Pruning OLMo 3 7B
(Work In Progress)
Pruning OLMo 3 7B
I want to write up my work as I’m working on it, and not all at once. In that spirit, before I start working on pruning the FlexOlmo models to try using them with variable sized experts, I want to get a baseline of pruning models. I’m going to prune Olmo 3 7B. I think I’ll just prune it down to 1/2 of it’s size. I’ll be implementing basically these two Nvidia papers (they basically follow the same process):
- Compact Language Models via Pruning and Knowledge Distillation
- LLM Pruning and Distillation in Practice: The Minitron Approach
Experiments
I’ll run a few experiments:
- KL distillation vs on-policy distillation with reverse KL a la this Thinking Machines Post basically: rollout with the student, forward the rollout through the teacher, matching the scores with reverse KL Loss.

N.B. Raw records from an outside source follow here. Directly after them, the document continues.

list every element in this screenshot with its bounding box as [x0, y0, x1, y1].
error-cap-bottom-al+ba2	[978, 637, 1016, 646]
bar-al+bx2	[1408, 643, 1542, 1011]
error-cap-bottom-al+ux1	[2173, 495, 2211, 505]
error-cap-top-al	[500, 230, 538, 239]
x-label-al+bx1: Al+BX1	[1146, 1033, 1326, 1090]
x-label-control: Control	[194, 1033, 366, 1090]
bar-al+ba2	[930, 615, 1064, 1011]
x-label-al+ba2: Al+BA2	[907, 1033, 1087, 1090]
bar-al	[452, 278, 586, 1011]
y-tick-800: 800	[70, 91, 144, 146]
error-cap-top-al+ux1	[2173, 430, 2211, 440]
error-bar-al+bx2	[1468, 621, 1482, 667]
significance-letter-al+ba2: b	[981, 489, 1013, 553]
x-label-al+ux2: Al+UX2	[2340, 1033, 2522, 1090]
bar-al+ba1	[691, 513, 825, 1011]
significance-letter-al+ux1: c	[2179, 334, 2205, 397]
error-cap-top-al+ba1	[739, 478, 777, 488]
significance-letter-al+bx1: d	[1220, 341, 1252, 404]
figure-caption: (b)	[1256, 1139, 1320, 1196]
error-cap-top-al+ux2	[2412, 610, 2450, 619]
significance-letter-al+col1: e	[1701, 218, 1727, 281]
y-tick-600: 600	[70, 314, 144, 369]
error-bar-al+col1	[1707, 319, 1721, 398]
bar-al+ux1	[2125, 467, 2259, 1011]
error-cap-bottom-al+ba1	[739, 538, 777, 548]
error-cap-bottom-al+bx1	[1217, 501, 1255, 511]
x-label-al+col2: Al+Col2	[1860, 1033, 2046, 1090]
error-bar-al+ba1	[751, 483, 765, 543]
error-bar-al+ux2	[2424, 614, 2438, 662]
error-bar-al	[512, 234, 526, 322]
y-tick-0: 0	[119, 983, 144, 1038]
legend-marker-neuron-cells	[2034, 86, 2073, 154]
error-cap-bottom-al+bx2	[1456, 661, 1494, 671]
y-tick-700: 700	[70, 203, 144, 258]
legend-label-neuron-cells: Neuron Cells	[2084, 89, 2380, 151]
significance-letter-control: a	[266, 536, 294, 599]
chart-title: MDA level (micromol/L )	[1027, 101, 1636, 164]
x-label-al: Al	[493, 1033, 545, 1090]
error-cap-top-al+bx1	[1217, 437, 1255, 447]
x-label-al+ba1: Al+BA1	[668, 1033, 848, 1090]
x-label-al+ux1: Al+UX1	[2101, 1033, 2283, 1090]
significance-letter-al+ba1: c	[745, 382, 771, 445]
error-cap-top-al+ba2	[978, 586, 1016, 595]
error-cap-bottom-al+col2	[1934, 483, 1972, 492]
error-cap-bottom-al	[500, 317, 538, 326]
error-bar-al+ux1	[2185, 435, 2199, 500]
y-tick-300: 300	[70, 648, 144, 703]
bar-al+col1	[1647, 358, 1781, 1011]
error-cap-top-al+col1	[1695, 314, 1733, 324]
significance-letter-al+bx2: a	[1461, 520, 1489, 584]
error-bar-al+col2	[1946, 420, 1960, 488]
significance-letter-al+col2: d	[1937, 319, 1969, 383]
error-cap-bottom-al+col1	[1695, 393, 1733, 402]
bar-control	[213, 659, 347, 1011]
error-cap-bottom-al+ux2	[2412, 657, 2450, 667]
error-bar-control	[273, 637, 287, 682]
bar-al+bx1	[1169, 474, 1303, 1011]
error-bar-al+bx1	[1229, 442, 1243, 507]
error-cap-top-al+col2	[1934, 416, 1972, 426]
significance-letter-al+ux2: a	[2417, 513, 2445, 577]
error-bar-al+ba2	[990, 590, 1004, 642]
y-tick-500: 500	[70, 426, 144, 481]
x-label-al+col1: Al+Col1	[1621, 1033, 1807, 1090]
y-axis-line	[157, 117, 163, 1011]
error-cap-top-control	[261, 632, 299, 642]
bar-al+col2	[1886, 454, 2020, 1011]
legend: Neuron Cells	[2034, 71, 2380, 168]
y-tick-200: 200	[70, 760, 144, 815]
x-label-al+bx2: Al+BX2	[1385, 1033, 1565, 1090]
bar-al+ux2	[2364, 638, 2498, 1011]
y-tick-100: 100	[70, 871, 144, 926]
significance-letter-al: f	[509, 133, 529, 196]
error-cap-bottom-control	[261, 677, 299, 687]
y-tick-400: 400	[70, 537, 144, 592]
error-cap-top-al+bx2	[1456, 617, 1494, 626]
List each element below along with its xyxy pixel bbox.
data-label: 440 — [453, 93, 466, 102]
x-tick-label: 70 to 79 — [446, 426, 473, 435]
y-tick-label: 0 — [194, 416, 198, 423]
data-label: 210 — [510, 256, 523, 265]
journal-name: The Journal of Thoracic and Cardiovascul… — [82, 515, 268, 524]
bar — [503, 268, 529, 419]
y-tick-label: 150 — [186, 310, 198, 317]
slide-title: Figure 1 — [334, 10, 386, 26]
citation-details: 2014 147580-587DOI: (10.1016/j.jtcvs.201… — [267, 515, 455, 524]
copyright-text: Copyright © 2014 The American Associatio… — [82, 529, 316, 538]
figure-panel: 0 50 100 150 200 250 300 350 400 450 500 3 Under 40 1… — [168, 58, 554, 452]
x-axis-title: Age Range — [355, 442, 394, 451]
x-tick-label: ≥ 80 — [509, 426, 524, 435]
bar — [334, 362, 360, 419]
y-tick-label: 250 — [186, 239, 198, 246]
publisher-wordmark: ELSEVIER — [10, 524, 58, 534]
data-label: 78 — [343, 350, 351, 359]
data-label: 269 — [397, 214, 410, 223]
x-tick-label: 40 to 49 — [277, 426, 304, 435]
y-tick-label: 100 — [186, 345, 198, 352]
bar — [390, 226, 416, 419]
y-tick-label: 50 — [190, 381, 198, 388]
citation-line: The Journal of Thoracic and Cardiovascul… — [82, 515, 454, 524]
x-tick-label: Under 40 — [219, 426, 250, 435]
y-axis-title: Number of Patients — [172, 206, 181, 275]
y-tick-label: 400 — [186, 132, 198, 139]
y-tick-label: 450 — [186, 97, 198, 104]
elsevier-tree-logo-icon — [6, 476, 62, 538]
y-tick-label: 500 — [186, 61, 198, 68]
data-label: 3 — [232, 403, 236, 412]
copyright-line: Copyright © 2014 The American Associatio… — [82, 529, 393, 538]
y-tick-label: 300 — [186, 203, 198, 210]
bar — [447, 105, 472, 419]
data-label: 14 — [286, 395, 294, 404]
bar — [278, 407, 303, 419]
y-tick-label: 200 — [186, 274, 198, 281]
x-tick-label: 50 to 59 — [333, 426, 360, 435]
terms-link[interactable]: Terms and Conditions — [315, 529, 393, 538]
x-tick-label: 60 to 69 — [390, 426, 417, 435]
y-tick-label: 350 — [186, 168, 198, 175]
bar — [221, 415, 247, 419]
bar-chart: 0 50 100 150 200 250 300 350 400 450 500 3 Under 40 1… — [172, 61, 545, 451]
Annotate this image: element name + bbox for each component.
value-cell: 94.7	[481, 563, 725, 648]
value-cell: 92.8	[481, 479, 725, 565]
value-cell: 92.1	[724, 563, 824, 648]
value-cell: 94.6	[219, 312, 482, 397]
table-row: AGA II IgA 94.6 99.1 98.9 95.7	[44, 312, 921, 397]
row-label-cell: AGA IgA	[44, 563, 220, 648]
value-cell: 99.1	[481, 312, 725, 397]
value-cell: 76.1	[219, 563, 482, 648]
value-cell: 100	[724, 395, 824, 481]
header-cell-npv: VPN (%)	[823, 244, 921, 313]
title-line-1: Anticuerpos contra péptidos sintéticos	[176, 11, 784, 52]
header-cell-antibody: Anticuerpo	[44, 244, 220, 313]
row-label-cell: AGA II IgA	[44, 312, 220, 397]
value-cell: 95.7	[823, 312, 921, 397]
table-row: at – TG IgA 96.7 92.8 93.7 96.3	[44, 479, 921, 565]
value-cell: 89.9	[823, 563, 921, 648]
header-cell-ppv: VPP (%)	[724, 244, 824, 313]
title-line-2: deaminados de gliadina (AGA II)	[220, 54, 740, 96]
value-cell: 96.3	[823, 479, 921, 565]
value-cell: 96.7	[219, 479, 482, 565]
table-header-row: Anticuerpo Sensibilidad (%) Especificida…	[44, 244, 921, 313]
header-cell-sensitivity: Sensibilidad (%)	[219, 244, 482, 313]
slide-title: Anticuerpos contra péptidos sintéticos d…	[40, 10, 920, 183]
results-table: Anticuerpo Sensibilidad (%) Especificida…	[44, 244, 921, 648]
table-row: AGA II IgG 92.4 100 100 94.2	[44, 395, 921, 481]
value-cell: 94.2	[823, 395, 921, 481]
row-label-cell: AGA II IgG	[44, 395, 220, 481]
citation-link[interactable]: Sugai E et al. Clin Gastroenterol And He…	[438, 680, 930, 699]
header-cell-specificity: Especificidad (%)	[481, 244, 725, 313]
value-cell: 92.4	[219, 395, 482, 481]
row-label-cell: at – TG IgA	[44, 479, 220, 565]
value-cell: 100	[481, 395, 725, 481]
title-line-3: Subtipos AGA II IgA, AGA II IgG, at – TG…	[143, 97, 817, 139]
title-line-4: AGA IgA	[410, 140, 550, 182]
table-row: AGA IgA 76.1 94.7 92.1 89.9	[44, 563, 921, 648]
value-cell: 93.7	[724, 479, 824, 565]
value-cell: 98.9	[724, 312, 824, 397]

- Quantized teacher models (8 bit, 4 bit, some weird GGUFs like Q6?)
- Stronger teacher models (possibly quantized stronger teacher models?). The papers on pruning I’m going to be working with all use the same model they’re pruned from as teacher. The Ministral 3 paper used Mistral Small 3.1 for the teacher model the whole time. It’d be nice (I think) to try an even stronger model than the parent as the teacher, seems like a no brainer? Can we use models that used different tokenizers? I think I saw somewhere that it’s doable, but can’t remember where.
- Olmo uses sliding window attention (SWA) as well as full attention. Will pruning the full attention layers lead to worse performance? Probably check RULER.
- LoRA or DoRA (should punt on this one for now, seems like something I should do later)
Note that only pruning width seems to slightly defeat the purpose of making smaller models, in my opinion. Nvidia has released a paper on exactly this: Nemotron-Flash: Towards Latency-Optimal Hybrid Small Language Models: “While previous work on SLM design has primarily focused on reducing the number of parameters to achieve parameter-optimal SLMs, parameter efficiency does not necessarily translate into proportional real-device speed-ups…we first study latency-optimal depth-width ratios, with the key finding that although deep-thin models generally achieve better accuracy under the same parameter budget, they may not lie on the accuracy-latency trade-off frontier.” Here’s a quick study comparing latencies across different aspect ratios.
Results (So Far)
Taking a break on this while I work on Variable FlexOlmo. So far, I’ve pruned and distilled one version of Olmo-3-7B Instruct, my smallest version, about 3.5B parameters. On ~500M tokens (one epoch through our dataset), we got the following performance on 50 questions of GSM8K:
| Model | MGSM | Output Tokens | Time |
|---|---|---|---|
| Teacher (7B) | 90% | 13K | 47s |
| Pruned + Distilled | 8% | 214K | 8:48 |
| Pruned only | 0% | 256K | 10:23 |
So, we’re not making a SOTA 3.5B model here. But in only 500M tokens, we do legitimately recover some performance. I also want to dive a little deeper into just what happens when we do prune. It’s interesting to me that the stop token seems nowhere to be found for our pruned models. One only pruned model, which was just barely pruned, kept repeating “grammar” consistently across eval runs. 22 out of 50 samples in that run collapsed into “grammar grammar grammar…” until it reached the token limit. I really want to look into this: what behavior do we see when we prune different parts of the model? Might be a pattern there. Might not.
For now, all the code’s on github, and all the checkpoints and dataset are on Hugging Face.